De roep om politieke steun voor het openbaar vervoer klinkt steeds luider nu de Tweede Kamerverkiezingen op 29 oktober naderen.
Voorzitter Hatte van der Woude heeft de afgelopen weken namens de gezamenlijke OV-vervoerders – waaronder Arriva Nederland, EBS, GVB, HTM, Keolis, NS, Qbuzz, RET en Transdev – een krachtig signaal afgegeven aan de verkiezingsprogrammacommissies van alle politieke partijen. Haar boodschap is helder: het openbaar vervoer houdt Nederland draaiende en verdient structurele aandacht in de verkiezingsprogramma’s.
Elke dag stappen meer dan een miljoen mensen in trein, bus, tram of metro om hun bestemming te bereiken. Of het nu gaat om werk, onderwijs, ziekenhuisbezoek of familie, het OV vervult een fundamentele maatschappelijke functie. “Zonder deze publieke dienstverlening loopt het land letterlijk en figuurlijk vast,” stelt Van der Woude. Juist daarom vraagt de sector nadrukkelijk om politieke keuzes die bijdragen aan een toekomstbestendig en betrouwbaar openbaar vervoersysteem.
ingrijpen
De oproep van de branche komt niet uit de lucht vallen. De sector staat al enige tijd onder druk. Stijgende kosten voor energie, personeel en infrastructuur worden niet gecompenseerd door stabiele inkomsten of voldoende overheidsbijdragen. Tegelijkertijd hebben vervoerders te maken met onvoorspelbaar beleid en administratieve bezuinigingen, zoals de foutieve korting op de Brede Doeluitkering verkeer en vervoer. Zonder ingrijpen dreigen lijnen te verdwijnen, tarieven te stijgen en innovaties stil te vallen.

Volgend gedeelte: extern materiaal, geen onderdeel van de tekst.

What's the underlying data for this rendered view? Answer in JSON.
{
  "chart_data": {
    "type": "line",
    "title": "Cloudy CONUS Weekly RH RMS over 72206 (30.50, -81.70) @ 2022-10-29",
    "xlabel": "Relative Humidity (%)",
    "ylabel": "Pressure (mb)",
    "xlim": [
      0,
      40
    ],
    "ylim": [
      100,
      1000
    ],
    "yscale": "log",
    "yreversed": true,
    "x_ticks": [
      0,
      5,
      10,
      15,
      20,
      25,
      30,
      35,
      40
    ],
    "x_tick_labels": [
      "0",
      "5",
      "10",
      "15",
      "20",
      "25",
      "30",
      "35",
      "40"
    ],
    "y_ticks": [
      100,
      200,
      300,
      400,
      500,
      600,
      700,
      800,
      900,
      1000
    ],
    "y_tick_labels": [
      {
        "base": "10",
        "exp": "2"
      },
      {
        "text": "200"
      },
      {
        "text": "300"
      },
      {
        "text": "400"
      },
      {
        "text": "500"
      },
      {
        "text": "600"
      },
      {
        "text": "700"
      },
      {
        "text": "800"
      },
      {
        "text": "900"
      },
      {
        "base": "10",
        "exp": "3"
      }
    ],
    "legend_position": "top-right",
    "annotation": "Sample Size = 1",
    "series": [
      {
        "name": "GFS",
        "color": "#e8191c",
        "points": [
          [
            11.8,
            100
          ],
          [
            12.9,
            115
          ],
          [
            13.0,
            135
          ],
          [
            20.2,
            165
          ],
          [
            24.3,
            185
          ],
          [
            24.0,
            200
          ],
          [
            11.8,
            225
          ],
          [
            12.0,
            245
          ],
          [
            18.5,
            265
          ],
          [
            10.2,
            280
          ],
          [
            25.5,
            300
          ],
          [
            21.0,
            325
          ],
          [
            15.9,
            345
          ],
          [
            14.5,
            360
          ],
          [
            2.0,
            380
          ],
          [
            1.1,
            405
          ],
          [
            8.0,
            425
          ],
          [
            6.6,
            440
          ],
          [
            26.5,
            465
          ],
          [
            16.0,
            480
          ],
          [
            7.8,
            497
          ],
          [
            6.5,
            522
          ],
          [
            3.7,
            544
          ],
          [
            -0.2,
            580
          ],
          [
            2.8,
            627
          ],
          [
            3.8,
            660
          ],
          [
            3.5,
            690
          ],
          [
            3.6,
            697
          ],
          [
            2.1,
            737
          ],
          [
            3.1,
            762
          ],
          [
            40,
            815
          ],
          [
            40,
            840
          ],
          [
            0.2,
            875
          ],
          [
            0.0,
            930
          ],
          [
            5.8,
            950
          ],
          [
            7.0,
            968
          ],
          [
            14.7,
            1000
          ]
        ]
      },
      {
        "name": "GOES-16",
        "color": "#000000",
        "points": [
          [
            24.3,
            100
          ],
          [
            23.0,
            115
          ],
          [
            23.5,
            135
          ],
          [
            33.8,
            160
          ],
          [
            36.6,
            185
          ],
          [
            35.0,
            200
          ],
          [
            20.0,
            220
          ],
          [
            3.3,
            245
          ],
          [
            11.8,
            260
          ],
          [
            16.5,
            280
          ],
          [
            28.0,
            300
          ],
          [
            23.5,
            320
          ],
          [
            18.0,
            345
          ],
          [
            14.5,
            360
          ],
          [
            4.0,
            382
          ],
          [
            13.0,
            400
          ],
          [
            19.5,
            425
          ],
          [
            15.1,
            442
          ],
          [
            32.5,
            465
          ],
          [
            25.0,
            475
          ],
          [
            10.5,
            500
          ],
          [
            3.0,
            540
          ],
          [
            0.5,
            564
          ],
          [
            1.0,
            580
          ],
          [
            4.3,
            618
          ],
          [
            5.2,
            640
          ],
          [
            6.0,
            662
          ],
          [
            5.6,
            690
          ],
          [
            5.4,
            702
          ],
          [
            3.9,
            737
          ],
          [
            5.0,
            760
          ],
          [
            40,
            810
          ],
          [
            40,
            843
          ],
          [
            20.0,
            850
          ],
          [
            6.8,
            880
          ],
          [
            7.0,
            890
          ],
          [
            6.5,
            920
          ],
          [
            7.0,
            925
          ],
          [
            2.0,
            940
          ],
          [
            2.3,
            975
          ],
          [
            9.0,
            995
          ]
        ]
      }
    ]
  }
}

Volgens Van der Woude is het moment aangebroken om keuzes te maken. Zij pleit voor een meerjarige, stabiele financiering van zowel de exploitatie als de infrastructuur van het openbaar vervoer. “Een verlies van 335 miljoen euro aan rijksbijdragen kan niet zonder gevolgen blijven,” waarschuwt zij. De sector verwelkomt daarom de aangenomen motie van Kamerleden De Hoop (GL-PvdA), Grinwis (CU) en Van Kent (SP), die een herstel van 225 miljoen euro beoogt. Van der Woude benadrukt dat deze motie ook volledig uitgevoerd moet worden.

De gezamenlijke vervoerders dringen er bij de politiek op aan om het openbaar vervoer niet langer als sluitpost te behandelen. “Neem het OV op in uw verkiezingsprogramma’s als vitale publieke sector. Geef het de plek en middelen die het verdient,” besluit Van der Woude. Want zonder bus, tram of trein is er simpelweg geen Nederland dat beweegt.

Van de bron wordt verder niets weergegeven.